Not really. Especially harder to sell American style sticks since they fell out of favor. Many people that went from American to Japanese got used to it and many don’t go back, such as myself. I’ve used an American Stick since 2000, but got used to and started to like the japanese style stick in the past 2 years.


#4

It’s not really lucrative if you ask me, but it sure helps pass the time. I have no real job at the moment and I’m on Winter break waiting for Marvel vs. Capcom 3.

Aside from still playing in TvC tournaments to make some extra cash, I usually make $20-$30 profit/stick for labor charges on the sticks I’ve been working on. I’ve been getting at least two sticks done each week since break started ;p.

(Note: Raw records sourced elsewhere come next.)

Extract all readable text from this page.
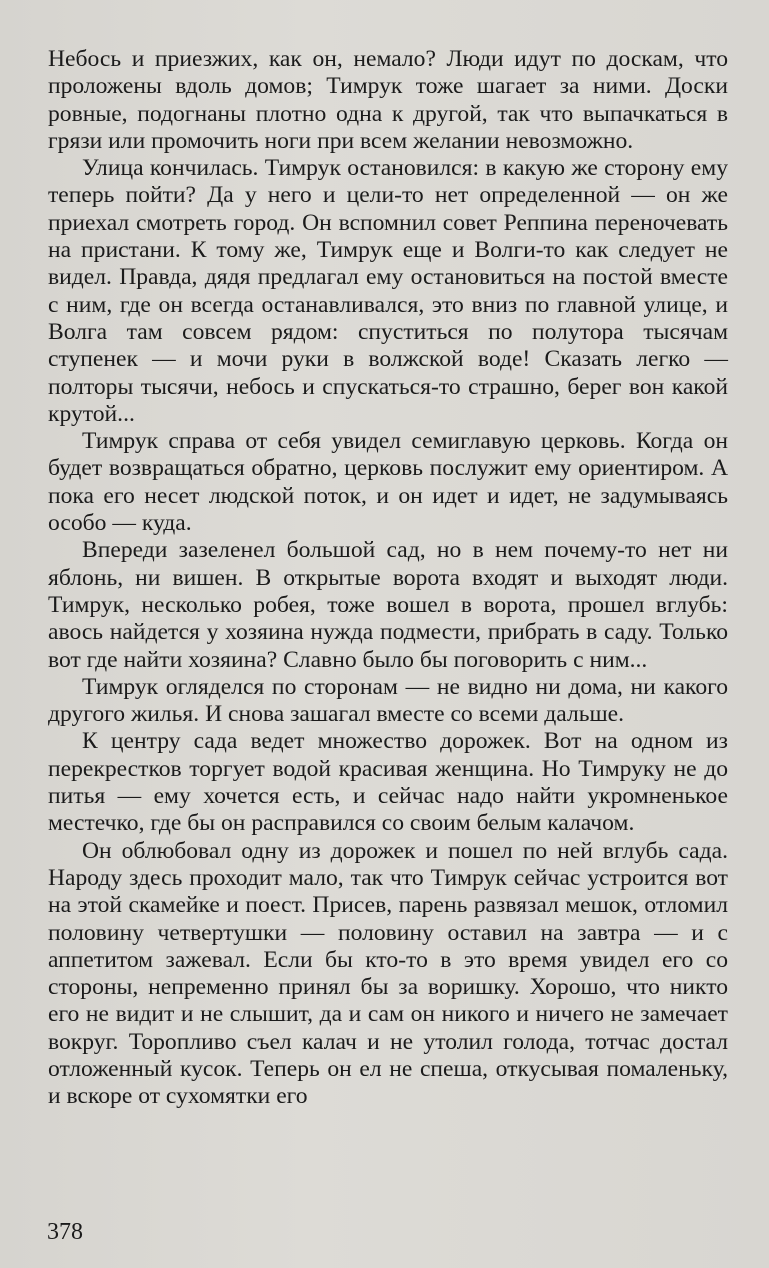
Небось и приезжих, как он, немало? Люди идут по доскам, что проложены вдоль домов; Тимрук тоже шагает за ними. Доски ровные, подогнаны плотно одна к другой, так что выпачкаться в грязи или промочить ноги при всем желании невозможно.

Улица кончилась. Тимрук остановился: в какую же сторону ему теперь пойти? Да у него и цели-то нет определенной — он же приехал смотреть город. Он вспомнил совет Реппина переночевать на пристани. К тому же, Тимрук еще и Волги-то как следует не видел. Правда, дядя предлагал ему остановиться на постой вместе с ним, где он всегда останавливался, это вниз по главной улице, и Волга там совсем рядом: спуститься по полутора тысячам ступенек — и мочи руки в волжской воде! Сказать легко — полторы тысячи, небось и спускаться-то страшно, берег вон какой крутой...

Тимрук справа от себя увидел семиглавую церковь. Когда он будет возвращаться обратно, церковь послужит ему ориентиром. А пока его несет людской поток, и он идет и идет, не задумываясь особо — куда.

Впереди зазеленел большой сад, но в нем почему-то нет ни яблонь, ни вишен. В открытые ворота входят и выходят люди. Тимрук, несколько робея, тоже вошел в ворота, прошел вглубь: авось найдется у хозяина нужда подмести, прибрать в саду. Только вот где найти хозяина? Славно было бы поговорить с ним...

Тимрук огляделся по сторонам — не видно ни дома, ни какого другого жилья. И снова зашагал вместе со всеми дальше.

К центру сада ведет множество дорожек. Вот на одном из перекрестков торгует водой красивая женщина. Но Тимруку не до питья — ему хочется есть, и сейчас надо найти укромненькое местечко, где бы он расправился со своим белым калачом.

Он облюбовал одну из дорожек и пошел по ней вглубь сада. Народу здесь проходит мало, так что Тимрук сейчас устроится вот на этой скамейке и поест. Присев, парень развязал мешок, отломил половину четвертушки — половину оставил на завтра — и с аппетитом зажевал. Если бы кто-то в это время увидел его со стороны, непременно принял бы за воришку. Хорошо, что никто его не видит и не слышит, да и сам он никого и ничего не замечает вокруг. Торопливо съел калач и не утолил голода, тотчас достал отложенный кусок. Теперь он ел не спеша, откусывая помаленьку, и вскоре от сухомятки его

378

Just offer your services to players you know and you might be able to take off from there with quality workmanship and word of mouth.


#5

Most joystick makers do it for the love of building the sticks. Tools are just so expensive. Maybe if you already own them, or buy them not exclusively for joystick making. If you wanted to make money, it’d be better to look at modding existing sticks. But you need to be skilled in many areas. Dual mods, LEDs, Multi console Mods, RJ-45, etc, you need to have mastered. And that can still be expensive and not make you money, considering the amount of tools and practice you need before you trust yourself enough to do it to somebody else’s.


#6

I also suggest to people, if they can to branch out to other areas to get more customer/ larger market. I am looking into older console repair/ restoration. Be flexible with what you do and can do. I believe one of the older members of team Foe Hammer is a master carpenter of 20+ years who is well experienced with furniture and kitchen cabinet making. Game/system Modder Ben heck did not get alot of recognition till he started to do controller mods for the disabled and some of the PS3 and Xbox 360 laptop mods he did for military service members. Only after 10 years he getting his credit, and the money to have the workshop we wants/needs.

I am not trying to discourage, I trying to say be flexible and do something to get noticed.


#7

It’s a lot of work to go from concept to product and if you go into it with just them $$ on your mind it might take away from the experience. I would suggest just to make one for yourself first and have some fun with it then see where you want to take it from there.


#8

i havent started yet but i will be trying to make a battop like purplearms. transparent battop. but i have yet to make my mold yet


#9

I wouldn’t say so, but there are still some who prefer the American style.


#10

“Is there a market for custom joysticks?”, clearly.


#11

yes, if you can make an HQ one that is compatible with all current consoles. The one thing I hate about the fighting community is that it is split based on console preference. Some like 360, some like PS3. Make one dual compatible and you should have business.